“Vision without execution is hallucination,” said Thomas Edison, and this rings true for startup founders and CEOs who dream big. Yet, making dreams come true often demands something crucial: funding.
The Journey to Funding: A Full-Time Task
Securing money for a startup is a full-time job. It involves crafting an amazing pitch, mastering presentation skills, and most importantly, putting in a ton of effort to find the right VC partner who believes in your vision.
Let’s focus on the Western Balkans. Startups here face a hurdle – there aren’t many choices for venture capital funding. This makes raising the money needed for the next growth phase an uphill battle.
Due to the scarcity of local VC investors, startups broaden their horizons, reaching out to venture capitalists in more established tech ecosystems across the EU, UK, and the US. These investors offer a lifeline of funding that can bring innovative ideas to life.
Strings Attached: The Trade-Off for Funding
However, these investments often come with conditions beyond sharing equity and accepting investor rights. Typically, startups are asked to:
- Set up a new company in the US or EU
- Transfer their intellectual property rights to the new company
While this may seem like a necessary compromise to access substantial funds, it can raise a few questions.
Startups really want to be successful globally. They think about going to new countries a lot. But, there’s a twist: going to a new place brings its own set of problems, especially the legal ones. Instead of focusing on making your product the best it can be, you end up learning a whole new set of rules, like playing two different games at once.
The investment documents and conditions also differ from investor to investor. And in our days we see some very one-side protection and control clauses.

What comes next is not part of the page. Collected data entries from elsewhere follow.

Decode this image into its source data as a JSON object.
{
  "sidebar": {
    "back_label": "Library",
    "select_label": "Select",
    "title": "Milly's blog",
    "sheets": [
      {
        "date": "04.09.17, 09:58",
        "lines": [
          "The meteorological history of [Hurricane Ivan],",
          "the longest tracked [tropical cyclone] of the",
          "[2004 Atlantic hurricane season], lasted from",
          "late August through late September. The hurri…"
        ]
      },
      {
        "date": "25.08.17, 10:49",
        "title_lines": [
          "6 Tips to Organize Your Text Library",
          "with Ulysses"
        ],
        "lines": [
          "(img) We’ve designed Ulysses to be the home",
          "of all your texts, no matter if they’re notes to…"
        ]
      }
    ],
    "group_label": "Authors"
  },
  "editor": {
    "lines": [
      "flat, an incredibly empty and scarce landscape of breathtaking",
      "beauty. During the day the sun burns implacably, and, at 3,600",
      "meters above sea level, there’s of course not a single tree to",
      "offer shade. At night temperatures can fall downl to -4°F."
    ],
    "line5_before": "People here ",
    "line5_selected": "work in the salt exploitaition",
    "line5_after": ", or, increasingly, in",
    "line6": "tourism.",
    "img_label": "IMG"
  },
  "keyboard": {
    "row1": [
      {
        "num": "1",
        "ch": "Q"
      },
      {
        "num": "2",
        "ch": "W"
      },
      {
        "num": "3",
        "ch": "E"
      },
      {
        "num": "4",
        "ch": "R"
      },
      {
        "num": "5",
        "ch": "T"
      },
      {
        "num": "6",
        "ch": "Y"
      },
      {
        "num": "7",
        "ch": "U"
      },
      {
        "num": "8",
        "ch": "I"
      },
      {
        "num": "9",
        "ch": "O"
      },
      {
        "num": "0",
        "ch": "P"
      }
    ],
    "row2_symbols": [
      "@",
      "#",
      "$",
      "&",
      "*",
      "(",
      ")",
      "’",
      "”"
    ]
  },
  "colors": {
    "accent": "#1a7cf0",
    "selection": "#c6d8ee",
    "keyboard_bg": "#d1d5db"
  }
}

Imagine a superhero needing help to fight villains. The superhero goes to another city for help, but those new helpers want something in return – they want the superhero’s secret powers. It’s like that for startups. They leave home to find money, but the new investors want them to move their company to their country and give away their cool ideas.
Another big problem is that the rules in the superhero’s home are different from the new city. It’s the same for startups. The rules about who owns their ideas and how they work are different in different places. So, even if they get money, they might lose control over their ideas and how they work. It’s a tricky choice – get money to grow but give up some control, or stay local and find a different way to get money.
Timing Matters: The Decision to Expand
So, the big questions arises: When is the right time to expand your startup to another country?
Did you partnered up with the first VC that gave you a deal or you spent more time examining more options?
In this complex situation, the key is finding the right investors and determining if it’s the perfect time for your startup’s new adventure. Should you invest time and effort in dealing with foreign regulations, or should you wait until your product is ready for expansion?
It’s a challenging puzzle, but finding the answer can lead your startup to a great success on a global scale.